GARCÍA: ¿De Flamencos?
CERVANTES: Sí, no estaría de más averiguar el porqué.
GARCÍA: Una calle es, ante todo, un nombre. Me acuerdo de algo que decía Octavio Paz:
una sociedad, una cultura, está fundada en dos cosas: en el orden de la arquitectura y en el orden del lenguaje.
CERVANTES: Y decía más: borrar el nombre de una calle constituye una afrenta contra la memoria de los pueblos, tan grave como destruir un antiguo y valioso edificio. Porque andamos no solo sobre el concreto de la calle, sino sobre su nombre: Tlalpan, Niño Perdido, Plateros, son nombres que nos conducen y unen a otro tiempo. Despojar a una calle del nombre que ha tenido por siglos es como arrebatarle uno de sus sentidos: deja de conducirnos hacia alguna de las esquinas de nuestro pasado.
GARCÍA: Además, deben sobrar calles en este país que se llamen Pino Suárez o Juárez o Madero. Hablando de nombres y lenguajes, quien da nombre a esta calle (y esto lo sé desde hace no mucho) fue también poeta y publicó un par de libros en los primeros años del siglo XX. Recuerdo un soneto dedicado al “Cinco de mayo” que exuda un trasnochado romanticismo. Al parecer, José María Pino Suárez fue revolucionario en la política, y en la poesía, conservador:
Pasaron Moctezuma Ilhuicamin Cuauhtémoc y Cortés con sus hazañas, la indomable ambición de las Españas, la enamorada, intrépida, Marina.
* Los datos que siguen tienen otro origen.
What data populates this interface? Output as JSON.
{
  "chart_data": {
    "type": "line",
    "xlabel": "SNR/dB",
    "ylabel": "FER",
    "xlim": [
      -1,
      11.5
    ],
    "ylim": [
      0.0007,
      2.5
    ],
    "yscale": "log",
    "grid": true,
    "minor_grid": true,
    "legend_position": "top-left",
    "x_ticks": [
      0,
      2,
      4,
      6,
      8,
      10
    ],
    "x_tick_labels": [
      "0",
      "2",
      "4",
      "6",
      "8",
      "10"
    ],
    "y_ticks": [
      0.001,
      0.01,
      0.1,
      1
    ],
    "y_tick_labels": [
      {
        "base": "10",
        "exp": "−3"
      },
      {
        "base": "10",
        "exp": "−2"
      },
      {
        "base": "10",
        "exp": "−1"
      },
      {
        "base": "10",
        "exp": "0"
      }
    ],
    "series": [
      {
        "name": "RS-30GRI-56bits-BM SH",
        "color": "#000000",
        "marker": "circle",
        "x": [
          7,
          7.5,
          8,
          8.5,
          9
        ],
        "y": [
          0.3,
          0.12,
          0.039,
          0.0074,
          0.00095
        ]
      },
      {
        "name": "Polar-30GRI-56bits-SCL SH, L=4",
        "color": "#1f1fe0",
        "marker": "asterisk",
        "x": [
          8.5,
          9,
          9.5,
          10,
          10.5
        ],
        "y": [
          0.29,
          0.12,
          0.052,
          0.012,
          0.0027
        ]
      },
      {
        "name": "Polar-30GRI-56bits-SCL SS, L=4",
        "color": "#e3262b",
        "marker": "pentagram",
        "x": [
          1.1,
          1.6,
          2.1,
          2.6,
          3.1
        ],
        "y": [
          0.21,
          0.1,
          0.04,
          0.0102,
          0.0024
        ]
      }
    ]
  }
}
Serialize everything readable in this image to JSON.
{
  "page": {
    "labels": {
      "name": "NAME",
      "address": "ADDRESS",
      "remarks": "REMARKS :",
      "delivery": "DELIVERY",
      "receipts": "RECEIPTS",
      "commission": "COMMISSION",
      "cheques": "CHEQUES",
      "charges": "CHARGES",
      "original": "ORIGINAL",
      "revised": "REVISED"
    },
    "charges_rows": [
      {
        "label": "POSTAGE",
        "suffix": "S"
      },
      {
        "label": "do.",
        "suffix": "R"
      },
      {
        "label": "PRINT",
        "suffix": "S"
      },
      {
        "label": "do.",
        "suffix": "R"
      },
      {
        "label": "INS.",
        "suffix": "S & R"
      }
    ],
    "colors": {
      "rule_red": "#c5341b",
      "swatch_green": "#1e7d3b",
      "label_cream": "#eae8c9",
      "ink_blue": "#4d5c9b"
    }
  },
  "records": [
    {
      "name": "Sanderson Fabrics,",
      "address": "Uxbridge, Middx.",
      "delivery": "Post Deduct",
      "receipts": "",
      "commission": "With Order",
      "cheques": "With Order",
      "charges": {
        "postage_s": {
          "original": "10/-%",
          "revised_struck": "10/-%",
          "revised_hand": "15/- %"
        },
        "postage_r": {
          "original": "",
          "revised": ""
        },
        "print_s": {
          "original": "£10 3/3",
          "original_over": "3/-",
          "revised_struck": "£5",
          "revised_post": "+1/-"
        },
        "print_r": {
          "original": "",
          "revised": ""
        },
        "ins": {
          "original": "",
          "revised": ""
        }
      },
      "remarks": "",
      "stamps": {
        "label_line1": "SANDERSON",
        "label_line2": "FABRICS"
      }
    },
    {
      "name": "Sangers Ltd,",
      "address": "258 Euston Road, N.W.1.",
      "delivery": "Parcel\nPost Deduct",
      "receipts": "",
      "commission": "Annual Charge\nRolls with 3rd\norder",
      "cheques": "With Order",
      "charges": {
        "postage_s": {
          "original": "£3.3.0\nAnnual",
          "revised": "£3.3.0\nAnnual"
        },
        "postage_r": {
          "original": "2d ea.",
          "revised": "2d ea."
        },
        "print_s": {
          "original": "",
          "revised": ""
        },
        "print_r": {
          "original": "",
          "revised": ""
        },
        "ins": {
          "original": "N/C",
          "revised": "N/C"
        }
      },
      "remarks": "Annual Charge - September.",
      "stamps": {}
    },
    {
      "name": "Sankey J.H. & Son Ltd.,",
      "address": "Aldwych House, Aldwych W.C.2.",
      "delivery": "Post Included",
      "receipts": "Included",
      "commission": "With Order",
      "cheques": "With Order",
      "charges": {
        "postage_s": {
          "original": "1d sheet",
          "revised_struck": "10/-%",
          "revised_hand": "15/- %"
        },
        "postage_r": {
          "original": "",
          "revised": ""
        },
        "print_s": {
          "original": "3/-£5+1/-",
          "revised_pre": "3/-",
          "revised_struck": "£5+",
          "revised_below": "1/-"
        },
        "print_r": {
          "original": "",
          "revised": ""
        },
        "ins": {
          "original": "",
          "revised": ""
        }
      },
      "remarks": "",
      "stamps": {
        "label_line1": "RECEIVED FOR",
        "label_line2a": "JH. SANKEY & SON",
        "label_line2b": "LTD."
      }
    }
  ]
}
El águila de Anáhuac, peregrina, vuelve altiva a posarse en sus montañas; mas, ¡oh patria infeliz! Huestes extrañas vienen, después, a pretender tu ruina.
Oponiendo la fuerza a tu derecho, hollar quieren tu honor republicano, pero encuentran un héroe en cada pecho,
un Cuauhtémoc en cada mexicano… y al dar a Francia la lección severa, respetó el universo tu bandera.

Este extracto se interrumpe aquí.